> It's crazy to believe that stopping the funding of US backed NGOs directly kills people.
Why? Have US-backed NGOs never saved a single life with their spending?
You can argue it's not worth the spending, perhaps, but you really can't argue that it's not happening somewhere.
> This is a reason why the US is trillions in debt.
This is a tiny, tiny, nearly invisible fraction of that reason.
Gotta hit on a few things there in no particular order:
- USAID's final budget was $34 billion. That's already very real money, but it came from the discretionary budget - that giant bill of spending where the government decides what to spend money on: schools, roads, housing, and so on. The entire discretionary budget for 2025 was $1.9 trillion, so USAID made up almost 2% of all the US' federal discretionary spending!
- Nothing USAID was doing was irreplaceable. The vacuum their exit has created is being rapidly filled by a wide mix of other interests. So saying they are saving a life when they are just another replaceable entity, even if a rather large one, is misleading. It's kind of like saying Google is why we have web browsers.
- USAID and the CIA worked hand-in-hand. For instance one project was USAID/CIA starting a fake social media site [1] in Cuba specifically with the goal of trying to create an insurrection, which would undoubtedly be very bloody had they succeeded. So in your calculus you need to account for deaths caused by USAID as well.

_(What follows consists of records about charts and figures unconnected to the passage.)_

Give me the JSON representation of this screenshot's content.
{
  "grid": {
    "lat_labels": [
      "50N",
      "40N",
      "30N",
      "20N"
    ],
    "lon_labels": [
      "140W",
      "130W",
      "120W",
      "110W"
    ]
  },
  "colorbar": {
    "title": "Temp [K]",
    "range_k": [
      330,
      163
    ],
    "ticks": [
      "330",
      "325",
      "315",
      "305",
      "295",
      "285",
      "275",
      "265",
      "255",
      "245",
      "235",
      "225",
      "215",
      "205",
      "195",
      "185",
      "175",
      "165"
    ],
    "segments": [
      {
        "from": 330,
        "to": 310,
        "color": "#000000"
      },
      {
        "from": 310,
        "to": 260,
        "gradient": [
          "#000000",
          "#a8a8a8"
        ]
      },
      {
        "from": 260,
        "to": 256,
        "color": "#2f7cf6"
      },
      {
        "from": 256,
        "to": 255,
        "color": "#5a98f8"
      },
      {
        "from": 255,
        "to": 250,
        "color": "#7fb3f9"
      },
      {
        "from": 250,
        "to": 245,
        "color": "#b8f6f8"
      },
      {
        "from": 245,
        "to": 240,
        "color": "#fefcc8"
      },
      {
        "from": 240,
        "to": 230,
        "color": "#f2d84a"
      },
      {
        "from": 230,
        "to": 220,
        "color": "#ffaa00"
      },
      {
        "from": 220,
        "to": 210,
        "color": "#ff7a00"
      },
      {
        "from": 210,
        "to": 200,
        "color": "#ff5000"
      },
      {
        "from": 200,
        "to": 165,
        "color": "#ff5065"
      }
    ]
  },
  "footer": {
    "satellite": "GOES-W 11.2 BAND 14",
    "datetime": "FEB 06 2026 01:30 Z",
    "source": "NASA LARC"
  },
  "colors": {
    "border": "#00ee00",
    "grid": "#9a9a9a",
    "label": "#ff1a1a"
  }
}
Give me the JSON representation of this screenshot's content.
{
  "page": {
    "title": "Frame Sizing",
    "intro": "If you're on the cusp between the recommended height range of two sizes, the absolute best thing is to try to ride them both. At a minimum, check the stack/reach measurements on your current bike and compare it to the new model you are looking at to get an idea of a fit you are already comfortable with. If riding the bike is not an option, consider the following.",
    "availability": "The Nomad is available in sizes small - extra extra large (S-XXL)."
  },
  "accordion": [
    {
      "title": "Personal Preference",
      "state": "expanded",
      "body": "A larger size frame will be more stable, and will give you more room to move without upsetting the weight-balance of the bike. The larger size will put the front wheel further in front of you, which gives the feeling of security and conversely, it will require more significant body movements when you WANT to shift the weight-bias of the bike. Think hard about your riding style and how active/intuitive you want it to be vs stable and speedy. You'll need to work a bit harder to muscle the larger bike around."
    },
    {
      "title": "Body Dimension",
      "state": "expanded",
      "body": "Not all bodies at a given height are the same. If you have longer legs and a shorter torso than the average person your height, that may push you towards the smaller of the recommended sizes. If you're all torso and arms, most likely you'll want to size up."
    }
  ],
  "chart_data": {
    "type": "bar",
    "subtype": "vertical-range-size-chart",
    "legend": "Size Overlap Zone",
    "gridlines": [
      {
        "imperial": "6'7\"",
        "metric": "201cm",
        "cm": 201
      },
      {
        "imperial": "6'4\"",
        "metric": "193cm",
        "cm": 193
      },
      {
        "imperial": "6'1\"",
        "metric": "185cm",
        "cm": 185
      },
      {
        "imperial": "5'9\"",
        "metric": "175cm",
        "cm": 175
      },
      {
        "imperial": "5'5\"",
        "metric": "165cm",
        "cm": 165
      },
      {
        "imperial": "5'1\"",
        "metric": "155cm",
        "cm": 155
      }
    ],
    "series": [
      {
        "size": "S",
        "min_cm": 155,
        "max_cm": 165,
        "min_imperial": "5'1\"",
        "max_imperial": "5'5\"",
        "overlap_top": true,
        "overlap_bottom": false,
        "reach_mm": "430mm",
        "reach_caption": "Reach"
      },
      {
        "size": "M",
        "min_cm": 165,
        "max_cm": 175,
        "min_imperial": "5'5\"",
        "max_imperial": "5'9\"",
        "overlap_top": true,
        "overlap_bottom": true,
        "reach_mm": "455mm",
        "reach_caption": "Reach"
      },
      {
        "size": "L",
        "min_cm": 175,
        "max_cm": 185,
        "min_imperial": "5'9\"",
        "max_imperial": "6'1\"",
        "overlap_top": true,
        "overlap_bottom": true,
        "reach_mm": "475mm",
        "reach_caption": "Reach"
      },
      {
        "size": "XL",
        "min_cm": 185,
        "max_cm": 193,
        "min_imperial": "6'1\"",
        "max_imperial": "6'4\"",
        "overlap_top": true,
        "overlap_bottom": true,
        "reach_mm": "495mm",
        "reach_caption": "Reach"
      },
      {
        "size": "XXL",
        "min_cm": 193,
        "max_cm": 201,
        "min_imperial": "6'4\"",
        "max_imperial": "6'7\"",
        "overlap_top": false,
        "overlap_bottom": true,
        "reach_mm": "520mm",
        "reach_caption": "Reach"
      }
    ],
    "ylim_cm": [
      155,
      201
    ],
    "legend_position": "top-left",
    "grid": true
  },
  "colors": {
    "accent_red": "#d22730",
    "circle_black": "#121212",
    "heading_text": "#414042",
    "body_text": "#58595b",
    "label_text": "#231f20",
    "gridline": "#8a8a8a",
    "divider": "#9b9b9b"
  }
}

- Many of their programs seemed geared towards the creation of dependencies rather than working to ensure the self sustainability of various places. I think this likely ties into the above issue. Teach a man to fish and you feed him for life, give a man a fish a day and you now control that man because he's dependent upon you. Sociopathic intelligence agencies blending with philanthropy is a rather horrific combination.